Oddness seems to gravitate towards me. For a while I would walk past lampposts and they would turn themselves off until I had passed. Rosie and I seem to find parts of dead animals wherever we go for a walk. It is official a bunch of satanists must be following us around.
What everyone seems to notice about hanging out with me, is that strangers will come up to me and say the most unprovoked things. For me this somehow fits in with the weird stares everyone gives me but according to relatives and friends this is just paranoia. When I'm on steroids I do feel as if I know everyone including people on TV. The strange fact about people approaching me is that it happens in Coventry nowhere else. This must be proof that somehow they know me. They must know me, ladies and gentlemen, know me.

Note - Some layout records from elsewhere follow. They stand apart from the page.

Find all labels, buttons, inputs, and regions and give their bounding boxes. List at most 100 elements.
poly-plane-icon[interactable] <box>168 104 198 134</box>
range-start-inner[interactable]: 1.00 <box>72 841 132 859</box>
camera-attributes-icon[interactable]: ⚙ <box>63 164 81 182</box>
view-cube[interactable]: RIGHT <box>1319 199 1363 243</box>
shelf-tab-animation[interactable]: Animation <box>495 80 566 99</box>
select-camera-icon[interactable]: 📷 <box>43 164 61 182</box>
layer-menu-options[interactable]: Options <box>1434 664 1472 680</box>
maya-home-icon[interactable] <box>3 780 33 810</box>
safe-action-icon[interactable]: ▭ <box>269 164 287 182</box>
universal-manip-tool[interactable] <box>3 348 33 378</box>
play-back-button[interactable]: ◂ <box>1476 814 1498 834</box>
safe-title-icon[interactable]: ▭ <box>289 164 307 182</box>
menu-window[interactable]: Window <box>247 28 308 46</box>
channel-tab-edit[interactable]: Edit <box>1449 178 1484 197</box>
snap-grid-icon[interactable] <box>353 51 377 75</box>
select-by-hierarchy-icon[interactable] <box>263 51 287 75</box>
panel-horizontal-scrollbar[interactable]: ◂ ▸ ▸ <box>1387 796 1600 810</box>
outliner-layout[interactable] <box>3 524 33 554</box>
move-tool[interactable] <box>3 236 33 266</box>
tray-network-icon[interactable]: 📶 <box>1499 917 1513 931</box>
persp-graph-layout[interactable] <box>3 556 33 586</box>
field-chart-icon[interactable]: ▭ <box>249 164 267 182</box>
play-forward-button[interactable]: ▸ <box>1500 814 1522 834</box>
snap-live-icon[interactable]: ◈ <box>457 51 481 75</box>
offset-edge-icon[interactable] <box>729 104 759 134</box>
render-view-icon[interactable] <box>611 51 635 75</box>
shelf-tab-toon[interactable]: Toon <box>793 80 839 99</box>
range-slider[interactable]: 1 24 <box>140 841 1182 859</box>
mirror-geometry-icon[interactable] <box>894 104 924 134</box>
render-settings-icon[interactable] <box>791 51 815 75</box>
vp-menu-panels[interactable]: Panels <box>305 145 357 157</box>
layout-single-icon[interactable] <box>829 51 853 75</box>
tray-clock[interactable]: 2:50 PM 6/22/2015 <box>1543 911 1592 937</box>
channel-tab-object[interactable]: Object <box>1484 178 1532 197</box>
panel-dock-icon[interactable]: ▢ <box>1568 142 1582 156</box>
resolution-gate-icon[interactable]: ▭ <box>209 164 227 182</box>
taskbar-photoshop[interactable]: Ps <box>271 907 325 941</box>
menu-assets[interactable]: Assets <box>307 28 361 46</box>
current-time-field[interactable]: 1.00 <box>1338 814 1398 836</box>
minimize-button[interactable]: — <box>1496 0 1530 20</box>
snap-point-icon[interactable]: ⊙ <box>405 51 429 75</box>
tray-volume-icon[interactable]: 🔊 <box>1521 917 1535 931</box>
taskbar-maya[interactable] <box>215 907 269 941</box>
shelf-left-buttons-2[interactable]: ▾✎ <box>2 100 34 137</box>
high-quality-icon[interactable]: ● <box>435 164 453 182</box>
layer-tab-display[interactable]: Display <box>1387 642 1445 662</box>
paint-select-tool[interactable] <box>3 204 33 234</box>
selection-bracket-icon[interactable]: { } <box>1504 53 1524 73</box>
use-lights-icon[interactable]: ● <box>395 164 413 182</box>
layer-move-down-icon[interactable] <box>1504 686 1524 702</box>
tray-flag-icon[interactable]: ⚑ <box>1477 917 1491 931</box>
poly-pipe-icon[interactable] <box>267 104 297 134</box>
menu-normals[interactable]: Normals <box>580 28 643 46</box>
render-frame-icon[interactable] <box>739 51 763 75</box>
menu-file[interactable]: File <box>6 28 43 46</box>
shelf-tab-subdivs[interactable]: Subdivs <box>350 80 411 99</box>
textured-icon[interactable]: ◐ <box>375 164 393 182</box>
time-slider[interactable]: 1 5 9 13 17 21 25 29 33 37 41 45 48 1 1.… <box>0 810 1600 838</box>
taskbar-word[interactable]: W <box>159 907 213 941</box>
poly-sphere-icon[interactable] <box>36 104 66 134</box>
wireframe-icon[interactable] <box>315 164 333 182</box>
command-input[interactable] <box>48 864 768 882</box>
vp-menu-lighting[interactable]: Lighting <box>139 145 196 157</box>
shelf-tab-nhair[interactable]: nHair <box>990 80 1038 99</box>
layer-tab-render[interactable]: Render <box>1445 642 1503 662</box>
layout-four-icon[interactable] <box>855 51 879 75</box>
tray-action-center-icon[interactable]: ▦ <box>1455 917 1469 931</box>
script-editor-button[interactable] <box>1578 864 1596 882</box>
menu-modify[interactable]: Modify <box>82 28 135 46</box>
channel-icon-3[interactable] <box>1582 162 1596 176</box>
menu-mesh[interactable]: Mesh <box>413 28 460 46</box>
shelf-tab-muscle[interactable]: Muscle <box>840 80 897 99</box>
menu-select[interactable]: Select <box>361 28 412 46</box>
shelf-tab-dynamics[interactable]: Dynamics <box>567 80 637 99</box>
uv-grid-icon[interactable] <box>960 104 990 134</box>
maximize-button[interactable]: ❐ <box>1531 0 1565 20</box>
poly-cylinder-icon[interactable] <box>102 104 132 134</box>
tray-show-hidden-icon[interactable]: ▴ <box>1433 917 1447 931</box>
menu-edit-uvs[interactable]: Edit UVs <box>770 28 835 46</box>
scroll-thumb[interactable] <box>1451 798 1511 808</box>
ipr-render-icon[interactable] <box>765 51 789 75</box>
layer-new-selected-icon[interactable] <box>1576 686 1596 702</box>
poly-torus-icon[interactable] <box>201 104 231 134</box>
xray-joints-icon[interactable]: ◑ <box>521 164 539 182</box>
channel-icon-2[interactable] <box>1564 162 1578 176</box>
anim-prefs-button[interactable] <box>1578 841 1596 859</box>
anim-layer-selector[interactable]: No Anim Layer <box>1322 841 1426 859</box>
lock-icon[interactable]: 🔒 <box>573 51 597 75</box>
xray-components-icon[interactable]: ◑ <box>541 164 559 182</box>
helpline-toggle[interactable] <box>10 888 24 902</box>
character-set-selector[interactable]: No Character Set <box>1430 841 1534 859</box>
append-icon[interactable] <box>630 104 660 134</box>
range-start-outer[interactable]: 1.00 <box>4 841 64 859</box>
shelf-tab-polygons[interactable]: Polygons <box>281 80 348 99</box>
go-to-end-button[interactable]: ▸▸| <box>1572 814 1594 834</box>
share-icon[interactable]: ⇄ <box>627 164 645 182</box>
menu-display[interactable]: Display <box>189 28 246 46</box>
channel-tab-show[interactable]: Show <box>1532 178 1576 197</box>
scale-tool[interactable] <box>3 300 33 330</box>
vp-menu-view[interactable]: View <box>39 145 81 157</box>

What follows is the culmination of some of the unexplained things I have had said to me. Note, this does not include the many contributions from perverts including, "'ello beautiful." *kissy noises*. Or the man I thought was lost because he called me over; I was about to give him directions when he decided to tell me that I was an extremely beautiful young lady and-. I stormed off at that point, bendy metal bastard made me take out my earphones for nothing. Neither does this incorporate the rude things shouted out of car windows at me, although I do get less shit since I hacked all my hair off. Liberate your locks with kitchen scissors.
  • "She's polish!"- Thank you person I don't know for pointing at me and shouting this, my life is far more complete.
  • "SNUFF!"- I was slightly shocked at this so I turned around to look at the man who had said it. He had stopped walking and was grinning at me. I hope this wasn't his way of telling me my hipsters had slid down causing me to flash my pubes again.
  • "Have you seen the rainbow deary?"- I met a leprechaun.
  • "RRRAAAAAWWWRRRRRR."- A very animalistic rawr indeed sir.
  • "It might never happen."- This one annoys me. It did happen. Many times. Optimistic fucker.
  • "Ppppffffffttttt"- Why strange man did you blow a raspberry at me?
  • "Hippie"- I was with my boyfriend Tom when this happened, it was a sort of introduction to Coventry for him via the words of a tramp.
  • "Joy's gay."- How does this person I've never met before know my name?!
Added to these incidents is the day I was on a quiet road taking a walk. A lady I don't know slowed down her car until she was along side me at the same speed. For a few minutes she grinned out the window at me then drove off.
I can't complain though it makes life for more interesting and renews my faith in surrealism. So on so forth.
Lists are creeping in everywhere, stuffing themselves into inappropriate slimy orifices even, I swear this is the last one for a while.

BOOGIE

(hungover)

Nude poetry.

A bold title to draw the perverts in I don't expect the poetry nature of the title to draw anyone in, I expect it may even put even a few of the determined perverts off, "Huuummmmm nudity, but at the price of poetry. Is it really worth it?"
The man who undertook my university interview inquired after samples of my poetry. I gave its general shitty quality as my excuse for it's absence, but as well as this my poetry has an obscene nature to it which it seems to gather from some unknown source *ahem* for some reason. Recently I've been venturing into writing poetry naked, not because I'm stealing Blake's idea but because whenever I'm nude I have sudden bursts of inspiration. What follows is one of my experiments in writing poetry after I got out of the bath and couldn't be arsed to get dressed.

Tattoo

I'm sorry Roger after the,
Initial
introductions I grew bored,
I was fickle then,
my infatuation couldn't last through custom.
two months then love,
my girlfriends ruled.
I cherished my ceremonious months,
then acquired the name I wanted,
Pin-
-point point my gain.
When striding into his,
(before husband had set in permanence)
room naked, approaching the bed, where eyes learning,
looking forward to-
he said, "Roger who?"
"The first boy I ever. . . ." I said,
when I should have told the truth,"I never knew." instead.